Ashley Short and Jon Cope; Short's hair is self-styled, and she also served as makeup artist; Cope’s hair is styled by Dajour Artis. (Photo by Lechele Jackson)
There is nothing wrong with being. There is nothing wrong with being. There is nothing wrong with being.
This is a mantra for my brothas and sistas and POCs who need to hear this message, because I feel in this moment of time, a lot of us are doing a lot of healing and undoing of karmic cycles of self-underappreciation in this post-George Floyd world, especially when it comes to our hair.
We as a people have been conditioned to believe that the authentic way that hair grows from our head is wrong. That trauma runs deep, and its unraveling takes effort.
Just the other night, I spoke with one of my friends who told me he felt uncomfortable wearing his hair any other way than a fade until he saw the film “Black Panther” — when he was 30! In that same conversation, another friend said that she was “comfortable wearing my natural hair, but still feel insecure around the styling of it.”
She then described a moment that all of us Afro-wearers and curlistas know too well: It’s when you sit in a chair and relax, but only from the neck down. That’s because if the back of the head touches the chair, in the words of said friend, “One has to unsquish it!”
Such insecure thoughts plague our minds all day as we hold our heads in uncomfortable positions or make like ninjas, dodging obstructions that threaten to distort our hair’s appearance, especially when it comes to others reaching out to touch it.
I had an “I can do whatever I want with my hair” epiphany many years ago, but I find that this feeling is an ever-evolving moment for all Black people. These past few years, I realized I have the autonomy to expand into territory I never saw myself going into: Sew-in braids and weaves.
As you can see in the accompanying photos, I am wearing a sew-in, thanks to Christina Jenkins, a Black woman who invented the process, patented in 1952. It’s not just for Black people, but anyone who wants a weave (or the more popular term used in the Caucasian diaspora, extensions).
In their book “Hair Story: Untangling the Roots of Black Hair in America,” Ayana Byrd and Lori Tharps detail how hair “has never been a purely cosmetic attribute. … Its social, aesthetic, and spiritual significance has been intrinsic to [our] sense of self for thousands of years.”
Maasai men of Kenya and Tanzania spend years tending to their intricately styled braids (Photo via Flickr)
On YouTube, HomeTeam History, a handle that dives deep into African history, states that “braids seem to be a universal, foundational, African trait, and protective styling techniques … were a very common theme.”
The word that sticks out to me in the latter statement is “protective.” People may think I want to have a cute hairstyle, and I do, but a huge reason we as Black people wear our hair in the intricate ways we do is to keep it protected and promote hair health and growth. Our hair type is coily and fragile, so protective styles help limit breakage from weather and constant manipulation.
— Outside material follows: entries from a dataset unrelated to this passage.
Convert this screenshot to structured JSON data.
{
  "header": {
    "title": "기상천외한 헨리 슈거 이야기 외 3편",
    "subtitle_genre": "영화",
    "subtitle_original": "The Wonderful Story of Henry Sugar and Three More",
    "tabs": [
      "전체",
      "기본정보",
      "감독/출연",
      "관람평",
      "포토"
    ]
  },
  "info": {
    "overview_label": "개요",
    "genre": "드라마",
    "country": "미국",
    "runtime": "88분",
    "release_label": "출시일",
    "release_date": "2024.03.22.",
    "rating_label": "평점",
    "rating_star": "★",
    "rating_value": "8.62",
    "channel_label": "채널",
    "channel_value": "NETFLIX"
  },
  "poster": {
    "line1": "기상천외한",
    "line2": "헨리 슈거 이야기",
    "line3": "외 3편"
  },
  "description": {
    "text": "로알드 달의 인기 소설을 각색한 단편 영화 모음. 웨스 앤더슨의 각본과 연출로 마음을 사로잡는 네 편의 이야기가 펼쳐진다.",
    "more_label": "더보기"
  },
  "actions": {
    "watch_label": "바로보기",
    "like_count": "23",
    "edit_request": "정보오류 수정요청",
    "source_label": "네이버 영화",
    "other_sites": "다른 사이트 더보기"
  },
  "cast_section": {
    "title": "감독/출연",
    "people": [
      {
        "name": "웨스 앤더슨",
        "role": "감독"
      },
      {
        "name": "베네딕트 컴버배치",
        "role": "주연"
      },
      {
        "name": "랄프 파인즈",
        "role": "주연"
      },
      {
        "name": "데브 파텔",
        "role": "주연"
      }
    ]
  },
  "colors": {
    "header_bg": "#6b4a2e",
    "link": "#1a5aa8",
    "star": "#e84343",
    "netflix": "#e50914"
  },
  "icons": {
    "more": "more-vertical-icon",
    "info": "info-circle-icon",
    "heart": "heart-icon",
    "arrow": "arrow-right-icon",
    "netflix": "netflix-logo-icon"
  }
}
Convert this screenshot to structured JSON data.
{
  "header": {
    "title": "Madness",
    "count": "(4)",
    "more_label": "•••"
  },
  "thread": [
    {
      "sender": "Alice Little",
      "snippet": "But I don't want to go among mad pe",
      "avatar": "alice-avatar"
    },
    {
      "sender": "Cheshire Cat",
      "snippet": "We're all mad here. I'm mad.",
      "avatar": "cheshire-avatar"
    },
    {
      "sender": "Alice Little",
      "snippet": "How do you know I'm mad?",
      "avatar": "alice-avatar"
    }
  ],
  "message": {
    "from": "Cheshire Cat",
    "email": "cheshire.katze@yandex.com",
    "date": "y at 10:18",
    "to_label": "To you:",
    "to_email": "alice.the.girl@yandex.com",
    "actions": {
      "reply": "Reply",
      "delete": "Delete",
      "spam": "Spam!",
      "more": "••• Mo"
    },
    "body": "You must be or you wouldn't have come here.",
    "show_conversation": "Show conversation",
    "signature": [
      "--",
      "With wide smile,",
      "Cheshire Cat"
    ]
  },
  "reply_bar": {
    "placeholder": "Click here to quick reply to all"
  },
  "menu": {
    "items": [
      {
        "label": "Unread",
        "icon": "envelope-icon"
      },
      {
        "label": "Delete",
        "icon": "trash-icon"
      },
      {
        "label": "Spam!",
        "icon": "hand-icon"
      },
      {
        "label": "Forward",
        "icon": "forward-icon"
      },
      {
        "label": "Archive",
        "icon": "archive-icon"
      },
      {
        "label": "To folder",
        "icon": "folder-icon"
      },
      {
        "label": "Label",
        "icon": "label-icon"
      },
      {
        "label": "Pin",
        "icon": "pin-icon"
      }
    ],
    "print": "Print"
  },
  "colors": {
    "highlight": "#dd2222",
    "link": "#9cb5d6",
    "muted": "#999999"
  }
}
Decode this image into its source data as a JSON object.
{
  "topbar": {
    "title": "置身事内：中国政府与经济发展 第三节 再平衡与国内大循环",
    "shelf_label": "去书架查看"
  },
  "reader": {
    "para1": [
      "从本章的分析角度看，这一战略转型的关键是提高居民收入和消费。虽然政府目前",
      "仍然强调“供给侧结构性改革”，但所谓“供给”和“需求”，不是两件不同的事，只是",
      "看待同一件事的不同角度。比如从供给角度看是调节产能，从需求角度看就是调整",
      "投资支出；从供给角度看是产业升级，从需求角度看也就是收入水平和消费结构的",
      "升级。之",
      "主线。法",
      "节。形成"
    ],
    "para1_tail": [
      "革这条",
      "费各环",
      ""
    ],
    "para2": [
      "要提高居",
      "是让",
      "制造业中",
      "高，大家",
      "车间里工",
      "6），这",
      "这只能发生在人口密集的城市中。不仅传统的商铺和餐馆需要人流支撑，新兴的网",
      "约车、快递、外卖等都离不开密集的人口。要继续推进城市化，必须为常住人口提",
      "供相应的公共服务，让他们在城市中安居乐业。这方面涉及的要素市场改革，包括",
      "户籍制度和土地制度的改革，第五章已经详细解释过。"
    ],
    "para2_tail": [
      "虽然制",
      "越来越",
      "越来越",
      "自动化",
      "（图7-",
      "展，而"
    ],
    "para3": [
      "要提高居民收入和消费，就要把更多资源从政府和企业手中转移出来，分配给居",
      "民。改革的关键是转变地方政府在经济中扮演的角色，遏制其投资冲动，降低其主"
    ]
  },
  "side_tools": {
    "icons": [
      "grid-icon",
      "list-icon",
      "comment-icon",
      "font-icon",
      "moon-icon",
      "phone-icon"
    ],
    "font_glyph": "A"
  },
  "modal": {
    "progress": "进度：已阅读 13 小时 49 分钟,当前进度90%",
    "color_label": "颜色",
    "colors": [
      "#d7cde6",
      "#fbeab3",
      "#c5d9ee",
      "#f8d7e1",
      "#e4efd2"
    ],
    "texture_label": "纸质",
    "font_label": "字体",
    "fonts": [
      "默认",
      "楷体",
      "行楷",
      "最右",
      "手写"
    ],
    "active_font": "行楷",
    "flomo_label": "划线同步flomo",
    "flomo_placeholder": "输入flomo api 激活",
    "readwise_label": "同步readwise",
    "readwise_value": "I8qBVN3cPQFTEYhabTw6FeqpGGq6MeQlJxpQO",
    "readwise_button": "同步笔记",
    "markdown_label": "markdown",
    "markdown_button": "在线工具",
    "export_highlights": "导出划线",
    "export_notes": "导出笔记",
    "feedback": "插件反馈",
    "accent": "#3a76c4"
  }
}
Jon Cope at a recent RVA Fashion Week event (Photo by Mx.Bex)
I hope that I can speak for most POCs when I say we have a dream: A dream that our Black and brown children will not have to live with the burden of impression management and feeling as though they have to make excuses for their natural state of being and the unique ways we take care of ourselves. I just think about students such as Andrew Johnson and Nicole Pyles, a few of the many student athletes who, during 2019, dealt with sports officials giving them ultimatums to cut or manipulate their hair in order to compete. No matter how much healing they go through after these moments of degradation, this trauma will no doubt haunt them for the rest of their lives.
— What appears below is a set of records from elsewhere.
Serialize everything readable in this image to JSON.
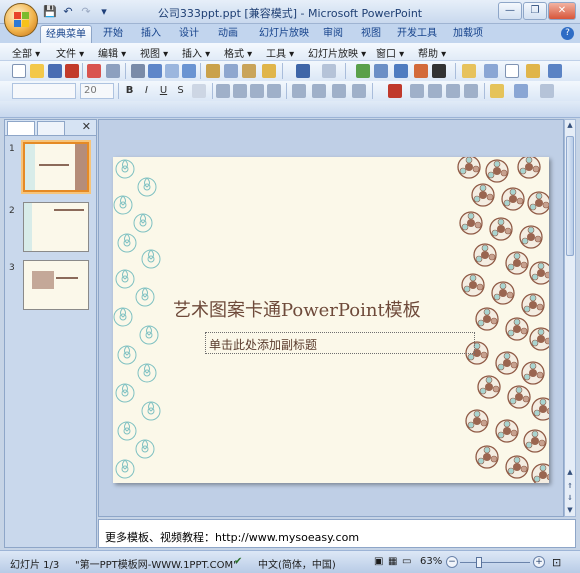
{
  "window": {
    "title": "公司333ppt.ppt [兼容模式] - Microsoft PowerPoint",
    "colors": {
      "titlebar": "#c9d9ee",
      "accent": "#15428b",
      "selected_thumb": "#e58a25"
    }
  },
  "ribbon_tabs": [
    "经典菜单",
    "开始",
    "插入",
    "设计",
    "动画",
    "幻灯片放映",
    "审阅",
    "视图",
    "开发工具",
    "加载项"
  ],
  "active_tab": "经典菜单",
  "menu": [
    "全部 ▾",
    "文件 ▾",
    "编辑 ▾",
    "视图 ▾",
    "插入 ▾",
    "格式 ▾",
    "工具 ▾",
    "幻灯片放映 ▾",
    "窗口 ▾",
    "帮助 ▾"
  ],
  "format_bar": {
    "font_size": "20",
    "bold": "B",
    "italic": "I",
    "underline": "U",
    "strike": "S"
  },
  "slides": [
    {
      "number": "1",
      "selected": true
    },
    {
      "number": "2",
      "selected": false
    },
    {
      "number": "3",
      "selected": false
    }
  ],
  "slide": {
    "title": "艺术图案卡通PowerPoint模板",
    "subtitle_placeholder": "单击此处添加副标题"
  },
  "notes": {
    "text": "更多模板、视频教程：http://www.mysoeasy.com"
  },
  "status": {
    "slide_count": "幻灯片 1/3",
    "theme": "\"第一PPT模板网-WWW.1PPT.COM\"",
    "language": "中文(简体，中国)",
    "zoom": "63%"
  }
}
Legislation such as The Crown Act, enacted in 2019 by the state of California, which explicitly protects against discrimination based on hair texture and protective styling, are positive steps toward the fruition of this dream, and encouraging acknowledgement of our country’s history of ignoring this issue.
As I have conversations with white allies, I feel comfortable explaining my Black hair. It sets the foundation for living together authentically and harmoniously.
Reading “Hair Story” or visiting African history YouTube channels are great ways to spark conversation in an “I did my homework” type of way, but as I speak with my Black brothers and sisters, a random, simple statement like “There is nothing wrong with being” might be even more appreciated on our collective healing journey.
Jon Cope (imfstyling.com) supports Richmond’s fashion and nonprofit community as a stylist, journalist, educator and interior designer.